As in all dreams where I’m ‘home,’ I’m home. On North Post Road. Where I grew up. Where I spent twenty-two years of my life.
My room was in a bit of disarray, so I decided to rearrange it. I had two loveseats to put in there now, God knows why. I moved my bed over by my windowseat so the couches could fit on the adjacent wall. That must have worn me out, because I laid down to take a nap.
Yep. In my dream, a dream I had while I was sleeping, I laid down to take a nap. And I slept.
This is how interesting my dream-life is, folks – I fucking sleep. In my dreams.
Upon awaking from my nap, I look at my watch and it’s 915pm. My flight left at 908pm. Fuck. I’d missed my flight to London. I rushed out into mom’s office and had her get on the computer to look up other flights. She was very lackadaisical about it and really pissed me off.
What she found were flights with about three or four stops, which would take days to get me to London. (I guess air travel in my dreams is only just worse than it actually is).
I went into the kitchen where dad and Conor were and mom followed me. She and dad stood arm-in-arm as we said goodbye to Conor; he was going on some trip, I guess.
This is what jarred me maybe the most: mom and dad are still married in my dreams, or so it seems.
I woke with a start (in real life, not from my dream-nap). I was stressed out over the missed dream-flight to London and confused because my parents were still married in dream-life. I wondered why, having lived on my own for three years now, why ‘home’ is always home in my dreams.
And it’s always home.
It’s not like I wake up and think I should be there, confused by my surroundings and all that. It’s more a sense of sadness and loss. It’d be like dreaming of Grammy Fran or my dog, Frisbee, which I did recently. Must have been the Redbeard feels.
To me, the reason behind it is fairly clear. (Heavy psychoanalysis aside). Home will always be my home. It’s the most engrained in my mind as home and I haven’t felt that sense of ‘being home’ since I moved out. Sure, I’m comfortable in my apartment and I even felt scarily comfortable in London, but… I guess I’m just clinging to the last time I felt whole. And that would be when I was at home and we were all together.
I can’t remember if I wrote about this in here, or if it was in my physical journal (probably there, because that’s where I keep my more weepy entries), but I was going through old photos and came across all the ones I took of home. I realized how much I miss being there.
How familiar it was. I could walk it in the dark, know exactly where I am or what piece of furniture I was approaching. I thought about being downstairs and wanting the light off – walking over to the doorway and swinging my arm around the corner to hit the switch. Doing the same thing going out the door to the garage – my right arm naturally crossing my body and hitting the garage door opener. There are still so many things.. It’s almost like I can feel my muscles twitching at the chance to perform the memorized motions.
Then there’s all the times we sat at the table together.
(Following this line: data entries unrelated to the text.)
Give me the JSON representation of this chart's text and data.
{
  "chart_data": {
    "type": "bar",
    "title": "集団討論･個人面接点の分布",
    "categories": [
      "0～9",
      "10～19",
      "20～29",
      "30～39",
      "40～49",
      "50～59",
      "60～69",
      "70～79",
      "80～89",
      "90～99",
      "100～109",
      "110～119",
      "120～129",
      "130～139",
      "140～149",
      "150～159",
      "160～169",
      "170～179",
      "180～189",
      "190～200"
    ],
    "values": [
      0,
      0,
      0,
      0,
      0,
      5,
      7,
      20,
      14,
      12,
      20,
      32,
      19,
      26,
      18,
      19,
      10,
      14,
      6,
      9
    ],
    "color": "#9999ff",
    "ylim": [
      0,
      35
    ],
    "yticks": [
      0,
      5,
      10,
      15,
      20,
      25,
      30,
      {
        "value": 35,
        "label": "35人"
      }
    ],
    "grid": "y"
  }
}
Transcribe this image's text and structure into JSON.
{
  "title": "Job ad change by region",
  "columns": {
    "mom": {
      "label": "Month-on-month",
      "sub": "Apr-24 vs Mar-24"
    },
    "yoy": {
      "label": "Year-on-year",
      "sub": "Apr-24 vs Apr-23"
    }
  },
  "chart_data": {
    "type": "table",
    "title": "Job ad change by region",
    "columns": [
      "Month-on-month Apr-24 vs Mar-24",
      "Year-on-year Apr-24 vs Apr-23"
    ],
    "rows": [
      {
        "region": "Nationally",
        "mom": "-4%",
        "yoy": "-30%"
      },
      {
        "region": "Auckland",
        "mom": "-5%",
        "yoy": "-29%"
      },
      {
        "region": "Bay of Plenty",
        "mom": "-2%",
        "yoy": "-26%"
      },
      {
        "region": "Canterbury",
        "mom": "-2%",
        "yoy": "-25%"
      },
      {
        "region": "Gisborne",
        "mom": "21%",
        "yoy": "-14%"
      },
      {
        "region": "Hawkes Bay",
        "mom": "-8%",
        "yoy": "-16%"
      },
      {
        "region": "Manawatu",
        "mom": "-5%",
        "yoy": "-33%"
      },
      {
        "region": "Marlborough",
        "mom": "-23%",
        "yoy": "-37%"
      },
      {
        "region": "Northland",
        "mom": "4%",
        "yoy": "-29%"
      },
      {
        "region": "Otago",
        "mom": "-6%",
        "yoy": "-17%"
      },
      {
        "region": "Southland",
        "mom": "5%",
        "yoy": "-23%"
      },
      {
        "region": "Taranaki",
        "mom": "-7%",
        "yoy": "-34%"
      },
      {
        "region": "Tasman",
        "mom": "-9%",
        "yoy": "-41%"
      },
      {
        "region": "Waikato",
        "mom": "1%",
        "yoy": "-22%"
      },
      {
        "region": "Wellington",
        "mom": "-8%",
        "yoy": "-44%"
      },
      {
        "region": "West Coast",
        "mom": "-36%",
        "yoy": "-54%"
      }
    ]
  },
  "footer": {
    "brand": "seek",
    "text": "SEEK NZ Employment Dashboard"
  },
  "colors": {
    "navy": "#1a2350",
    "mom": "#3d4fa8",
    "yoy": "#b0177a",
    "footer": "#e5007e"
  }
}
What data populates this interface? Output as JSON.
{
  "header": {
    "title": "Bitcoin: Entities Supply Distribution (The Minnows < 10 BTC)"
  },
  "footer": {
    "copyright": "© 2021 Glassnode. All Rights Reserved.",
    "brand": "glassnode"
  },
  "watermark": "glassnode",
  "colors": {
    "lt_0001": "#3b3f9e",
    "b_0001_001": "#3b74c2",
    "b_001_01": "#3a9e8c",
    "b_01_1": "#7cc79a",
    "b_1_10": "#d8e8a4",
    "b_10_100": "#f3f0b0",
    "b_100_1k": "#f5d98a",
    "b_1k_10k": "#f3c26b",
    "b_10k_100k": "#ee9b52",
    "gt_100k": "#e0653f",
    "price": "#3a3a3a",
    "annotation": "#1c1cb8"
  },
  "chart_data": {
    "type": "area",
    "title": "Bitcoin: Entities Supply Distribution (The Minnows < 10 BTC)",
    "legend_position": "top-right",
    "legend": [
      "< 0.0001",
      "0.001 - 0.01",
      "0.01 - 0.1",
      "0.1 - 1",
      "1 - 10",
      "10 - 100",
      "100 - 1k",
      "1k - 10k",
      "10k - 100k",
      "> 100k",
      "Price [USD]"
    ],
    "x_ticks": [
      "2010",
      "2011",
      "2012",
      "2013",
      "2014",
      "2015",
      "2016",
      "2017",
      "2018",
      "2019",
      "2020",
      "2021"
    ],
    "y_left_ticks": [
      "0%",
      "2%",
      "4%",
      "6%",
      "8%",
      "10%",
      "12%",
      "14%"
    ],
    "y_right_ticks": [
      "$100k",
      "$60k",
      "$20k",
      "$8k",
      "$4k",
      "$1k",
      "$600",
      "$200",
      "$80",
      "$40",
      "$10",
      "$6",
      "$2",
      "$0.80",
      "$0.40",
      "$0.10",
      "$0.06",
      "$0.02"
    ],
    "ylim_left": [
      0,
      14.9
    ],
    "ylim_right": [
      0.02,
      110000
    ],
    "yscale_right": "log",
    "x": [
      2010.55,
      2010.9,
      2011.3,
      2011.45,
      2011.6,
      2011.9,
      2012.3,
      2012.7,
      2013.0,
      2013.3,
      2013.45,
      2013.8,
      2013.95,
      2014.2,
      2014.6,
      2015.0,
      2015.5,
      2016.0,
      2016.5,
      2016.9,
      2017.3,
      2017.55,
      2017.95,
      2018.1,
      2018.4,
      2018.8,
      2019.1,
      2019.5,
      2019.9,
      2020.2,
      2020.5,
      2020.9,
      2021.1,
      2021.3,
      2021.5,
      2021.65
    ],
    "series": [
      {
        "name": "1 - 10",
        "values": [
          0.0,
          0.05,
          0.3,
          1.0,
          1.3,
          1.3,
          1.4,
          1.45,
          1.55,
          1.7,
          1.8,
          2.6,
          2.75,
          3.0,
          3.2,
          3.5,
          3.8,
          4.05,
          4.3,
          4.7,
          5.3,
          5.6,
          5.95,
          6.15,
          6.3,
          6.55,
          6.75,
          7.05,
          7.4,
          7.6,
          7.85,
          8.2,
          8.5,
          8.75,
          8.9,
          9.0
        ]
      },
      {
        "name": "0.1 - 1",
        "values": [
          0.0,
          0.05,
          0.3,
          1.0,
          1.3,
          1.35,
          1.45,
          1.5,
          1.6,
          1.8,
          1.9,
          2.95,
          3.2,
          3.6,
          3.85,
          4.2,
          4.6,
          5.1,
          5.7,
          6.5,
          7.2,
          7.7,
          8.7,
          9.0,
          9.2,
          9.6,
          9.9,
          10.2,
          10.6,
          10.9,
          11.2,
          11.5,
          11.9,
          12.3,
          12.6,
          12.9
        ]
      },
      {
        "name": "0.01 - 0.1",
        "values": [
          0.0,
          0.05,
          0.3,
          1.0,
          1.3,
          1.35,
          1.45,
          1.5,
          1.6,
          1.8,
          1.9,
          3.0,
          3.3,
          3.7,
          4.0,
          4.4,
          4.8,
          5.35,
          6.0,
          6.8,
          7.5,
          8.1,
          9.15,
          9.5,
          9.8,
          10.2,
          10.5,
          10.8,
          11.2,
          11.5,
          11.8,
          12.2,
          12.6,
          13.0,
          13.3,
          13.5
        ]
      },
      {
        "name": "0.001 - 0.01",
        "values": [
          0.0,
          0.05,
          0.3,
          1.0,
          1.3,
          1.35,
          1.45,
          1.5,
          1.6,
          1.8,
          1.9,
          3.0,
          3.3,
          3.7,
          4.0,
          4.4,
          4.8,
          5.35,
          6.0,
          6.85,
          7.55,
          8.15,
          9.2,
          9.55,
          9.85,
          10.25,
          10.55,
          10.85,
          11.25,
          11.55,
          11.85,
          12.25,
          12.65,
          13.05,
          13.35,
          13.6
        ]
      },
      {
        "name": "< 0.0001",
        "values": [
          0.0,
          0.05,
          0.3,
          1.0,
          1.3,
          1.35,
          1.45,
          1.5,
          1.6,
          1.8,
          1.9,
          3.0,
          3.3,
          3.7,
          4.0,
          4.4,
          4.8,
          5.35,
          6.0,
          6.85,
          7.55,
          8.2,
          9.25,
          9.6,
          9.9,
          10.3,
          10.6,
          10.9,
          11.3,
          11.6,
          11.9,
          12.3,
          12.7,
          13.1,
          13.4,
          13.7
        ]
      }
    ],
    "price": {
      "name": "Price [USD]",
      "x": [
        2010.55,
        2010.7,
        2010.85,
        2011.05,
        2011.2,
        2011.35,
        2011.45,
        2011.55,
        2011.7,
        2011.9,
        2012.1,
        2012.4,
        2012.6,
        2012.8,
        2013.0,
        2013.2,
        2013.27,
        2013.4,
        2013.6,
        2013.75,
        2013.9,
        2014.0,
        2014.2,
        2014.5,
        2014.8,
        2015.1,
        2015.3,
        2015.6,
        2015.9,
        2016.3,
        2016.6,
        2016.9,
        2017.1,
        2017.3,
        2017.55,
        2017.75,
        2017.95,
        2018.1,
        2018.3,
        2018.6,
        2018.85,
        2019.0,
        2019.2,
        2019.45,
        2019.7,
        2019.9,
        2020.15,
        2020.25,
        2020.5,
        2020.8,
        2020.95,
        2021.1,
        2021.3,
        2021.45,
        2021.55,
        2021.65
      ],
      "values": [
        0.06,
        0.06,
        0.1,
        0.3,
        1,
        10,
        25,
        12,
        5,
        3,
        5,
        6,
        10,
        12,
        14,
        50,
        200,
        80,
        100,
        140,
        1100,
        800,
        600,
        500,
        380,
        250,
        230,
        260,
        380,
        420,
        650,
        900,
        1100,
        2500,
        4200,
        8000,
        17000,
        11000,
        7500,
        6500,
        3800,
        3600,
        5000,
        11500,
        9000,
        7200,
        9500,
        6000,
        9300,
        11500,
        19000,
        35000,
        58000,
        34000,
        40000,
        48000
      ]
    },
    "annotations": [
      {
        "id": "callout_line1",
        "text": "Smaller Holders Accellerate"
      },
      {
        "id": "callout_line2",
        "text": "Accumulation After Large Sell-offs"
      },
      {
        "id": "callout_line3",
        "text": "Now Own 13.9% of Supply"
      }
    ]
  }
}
I’ll never have another breakfast at that table in that house. Being the last one to make it to the table and sit in my chair on the east side, Conor to my right, mom to my left, and dad across from me. A bowl on the lazy susan, scrambled eggs in it. Toast in the oven on a plate to keep it warm. A plate of bacon to one corner. Frisbee nudging mom’s elbow to get a scrap or to clean the plate. Conor getting up for more milk and dad asking for just ‘half a glass’ more.
All of it. I can still see all of it. and I ache for it.
I guess I won’t know that again until I have my own house and family, will I?
I wonder when I’ll dream of ‘home’ and it will no longer be the home in which I grew up.
I wonder how I’ll feel when that day comes.
Twenty-two years is a long time to overwrite. Will it take another twenty-two?
Part of me hopes so. Part of me never wants to stop dreaming of ‘home’ as home.